Despite its name, Nine Mile Canyon in eastern Utah runs for about 40 miles through Carbon and Duchesne counties, cutting a natural corridor through the Book Cliffs roughly 125 miles from Salt Lake City. Nobody is entirely sure where the name came from. One theory is that the explorer John Wesley Powell used a nine-mile measurement called a transect when he mapped the area in the 1870s, though even that is mostly speculation.
What is not in dispute is what covers the canyon walls. With over 1,000 rock art sites and more than 10,000 individual images, Nine Mile Canyon is often called the world's longest art gallery, and the title is well earned. Most of the petroglyphs and pictographs were made by the Fremont people, who lived in the canyon from roughly 950 to 1250 C.E. The Fremont were not purely nomadic. They built semi-permanent villages, farmed corn and squash along the canyon floor, and engineered small irrigation systems fed by Nine Mile Creek. Their rock art ranges from hunting scenes and animal figures to abstract designs that archaeologists are still working to understand. Later, the Ute people added their own images to the walls, many of them depicting hunters on horseback and dating to the 1800s.
The canyon's history did not stop with its ancient inhabitants. In 1886, the Buffalo Soldiers of the 9th Cavalry Regiment built a road through the canyon connecting Fort Duchesne to the railroad in Price, and Nine Mile became the main route for freight, mail, and stagecoach traffic into the Uinta Basin. A small town called Harper grew up around one of the stagecoach stops, with a hotel, store, and school. It is a ghost town now, its remains scattered along the canyon road.

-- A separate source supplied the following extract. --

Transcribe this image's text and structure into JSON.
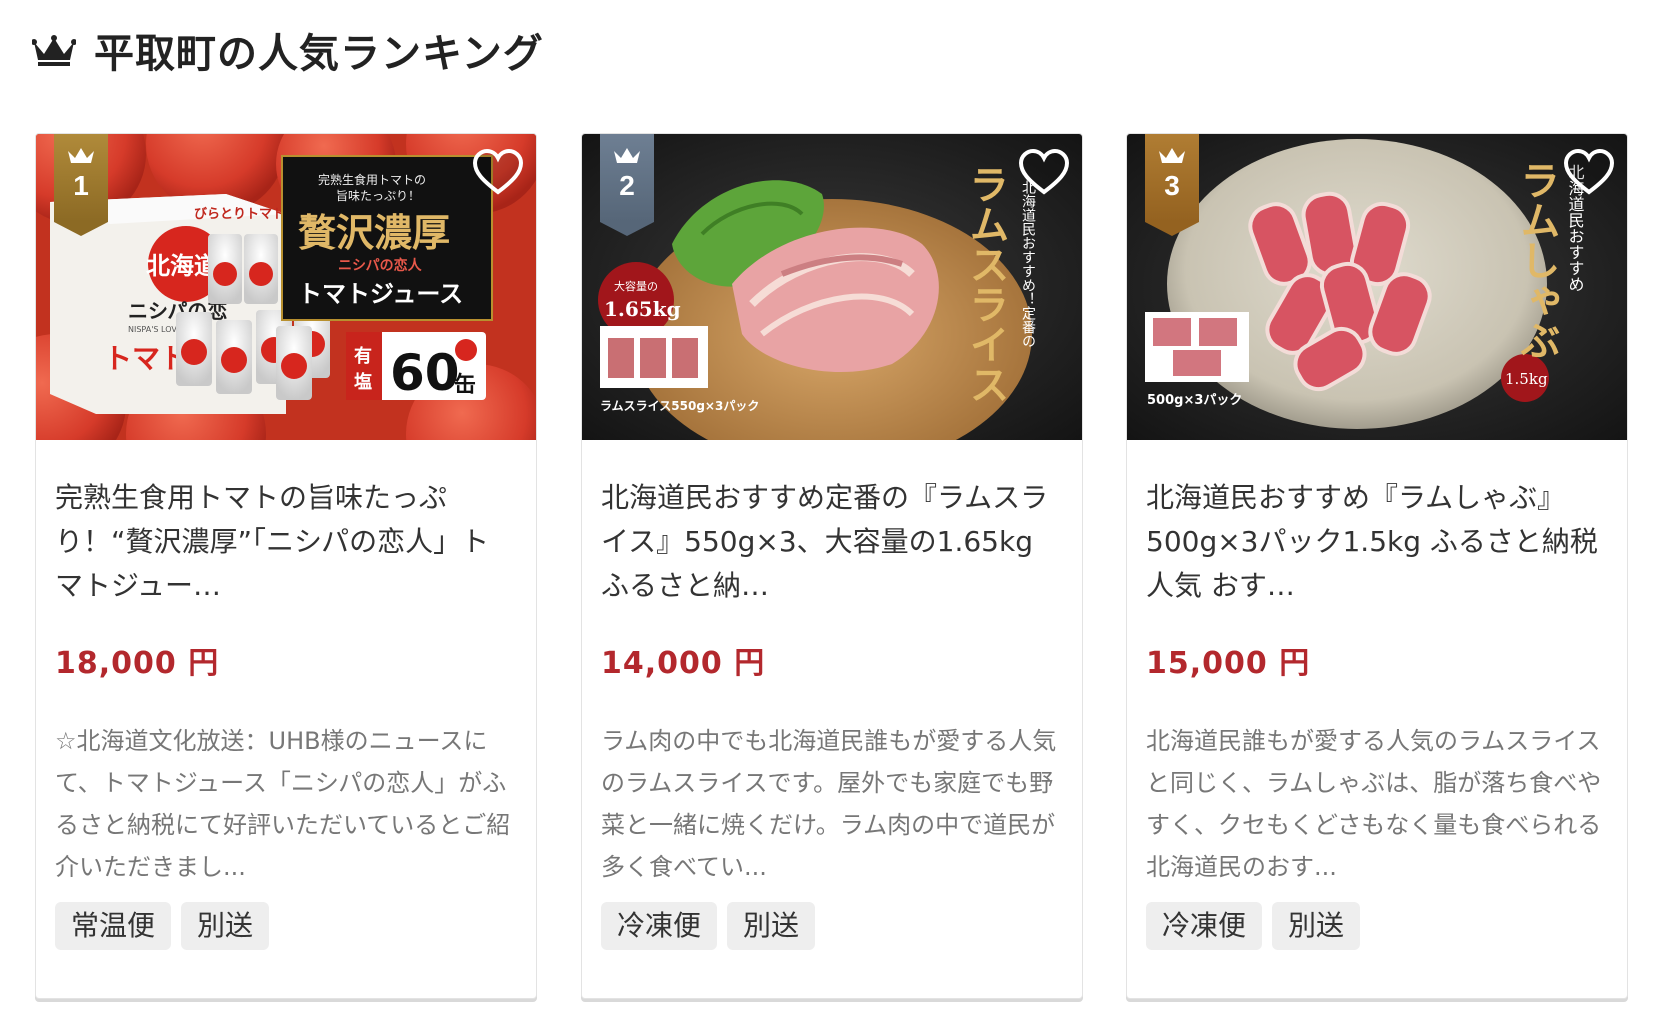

Today, the canyon is a designated Scenic Back Country Byway, and the road through it was finally paved in 2014, a project that came partly out of concern that traffic-generated dust was settling on the petroglyphs and slowly wearing them away. More than 220 archaeological sites in the canyon are listed on the National Register of Historic Places, and the work of documenting and protecting them is ongoing.